An employee unions’ outfit and a city-based collective have decided to challenge the Maharashtra government’s much-debated decision to free-up lands declared surplus under the erstwhile Urban Land (Ceiling and Regulation) Act, 1976.
In November last year, the Devendra Fadnavis government had decided to lift curbs on the development of these lands against payment of a premium ranging from 5-20 per cent of the market rates of the plots as determined by the government’s annual ready reckoner.
But with the Mumbai Metropolitan Region alone accounting for 5,582 acres of such vacant land, questions that the government’s latest measure, which is set to benefit some top business families, industrial houses and land owners the most, would allow the beneficiaries to “wriggle out of the obligations of surrendering flats or lands to the government for affordable housing” are being raised.
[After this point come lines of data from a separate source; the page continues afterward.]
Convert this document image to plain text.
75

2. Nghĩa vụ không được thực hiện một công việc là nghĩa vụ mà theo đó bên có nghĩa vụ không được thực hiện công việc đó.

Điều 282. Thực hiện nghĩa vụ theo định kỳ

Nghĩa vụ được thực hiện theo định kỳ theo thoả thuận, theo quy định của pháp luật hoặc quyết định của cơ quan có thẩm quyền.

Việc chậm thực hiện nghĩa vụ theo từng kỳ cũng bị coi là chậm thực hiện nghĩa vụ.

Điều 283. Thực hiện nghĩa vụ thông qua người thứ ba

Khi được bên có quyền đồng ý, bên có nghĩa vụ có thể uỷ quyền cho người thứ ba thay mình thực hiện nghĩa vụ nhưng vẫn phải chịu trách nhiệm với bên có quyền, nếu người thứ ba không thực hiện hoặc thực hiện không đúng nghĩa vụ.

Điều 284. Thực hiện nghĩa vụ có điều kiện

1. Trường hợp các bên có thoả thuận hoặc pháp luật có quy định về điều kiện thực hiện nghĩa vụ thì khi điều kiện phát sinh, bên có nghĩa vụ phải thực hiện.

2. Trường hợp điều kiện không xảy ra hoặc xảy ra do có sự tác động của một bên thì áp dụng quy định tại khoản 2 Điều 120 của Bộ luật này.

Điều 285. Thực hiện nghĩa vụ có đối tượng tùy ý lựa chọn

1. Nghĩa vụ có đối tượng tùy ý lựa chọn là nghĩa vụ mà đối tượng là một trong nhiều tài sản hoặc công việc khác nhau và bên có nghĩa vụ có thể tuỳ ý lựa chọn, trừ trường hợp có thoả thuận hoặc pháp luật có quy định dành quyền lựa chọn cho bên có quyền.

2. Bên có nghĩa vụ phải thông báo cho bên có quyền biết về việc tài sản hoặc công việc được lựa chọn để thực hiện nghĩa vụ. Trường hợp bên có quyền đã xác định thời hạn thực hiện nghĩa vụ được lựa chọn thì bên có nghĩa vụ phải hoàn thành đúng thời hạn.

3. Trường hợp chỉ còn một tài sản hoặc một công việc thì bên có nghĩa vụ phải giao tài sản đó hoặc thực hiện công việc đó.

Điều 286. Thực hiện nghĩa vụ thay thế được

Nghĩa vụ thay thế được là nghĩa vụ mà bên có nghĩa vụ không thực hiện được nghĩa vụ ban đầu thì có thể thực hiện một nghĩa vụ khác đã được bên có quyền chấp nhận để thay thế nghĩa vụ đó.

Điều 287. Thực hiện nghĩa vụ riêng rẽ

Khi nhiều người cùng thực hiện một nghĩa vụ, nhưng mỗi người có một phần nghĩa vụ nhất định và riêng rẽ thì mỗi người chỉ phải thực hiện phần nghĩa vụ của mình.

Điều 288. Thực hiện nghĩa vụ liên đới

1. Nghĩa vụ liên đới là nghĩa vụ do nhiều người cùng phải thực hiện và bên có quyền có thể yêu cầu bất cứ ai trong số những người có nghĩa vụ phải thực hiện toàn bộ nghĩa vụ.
Echoing this viewpoint, Vishwas Utagi, co-convenor, Trade Union Joint Action Committee (TUJAC), an umbrella outfit representing 40 major trade unions in the state, said that the “government is out to benefit the ultra-rich at the expense of the common man and the working class with the move.” He confirmed that TUJAC, along with Nivara Abhiyaan, Mumbai, a collective that fights for the cause of social and affordable, have decided to challenge the government’s decision in the court.
The ULCRA Act, which was subsequently repealed in 2007, had a ceiling on the extent of vacant land an individual entity could hold in urban agglomerates. This had been imposed to prevent the “concentration of urban land in a few hands”.
The same Act, however, contained provisions that permitted states to exempt surplus vacant lands from the ceiling by imposing stringent conditions of their development.
In Maharashtra, the condition imposed for such exempted lands was that tenements built on such lands had to be sold at government determined rates. Five per cent of the built-up tenements had to be surrendered free of cost to the government to promote low-income housing. While the section exempting these lands was saved even after repealing of the Act, official figures show that a majority of the beneficiaries were yet to comply with the conditions.
Contending that it lacked the manpower to ensure compliance of the condition and quoting a status quo imposed by the Supreme Court in 2014 over action in cases of violations, the government has now agreed to lift these curbs on payment of premium and a condition that the size of apartments construction on such lands won’t be over 80 square metres.
“This is the biggest land grab in the state’s history,” claimed Utagi, valuing the worth of the land at over Rs 20,000 crore. Earlier on July 2, a two-member bench of the Supreme Court had accepted the consent terms signed between the Maharashtra Chamber of Housing Industry (MCHI) and the state government in this regard, permitting the former to withdraw its old case against the government over the fate of these lands. “The government move will encourage manufacturing units holding such lands to shut down causing massive unemployment, while also leading to loss of several thousand acres of land meant for public housing,” claimed Utagi.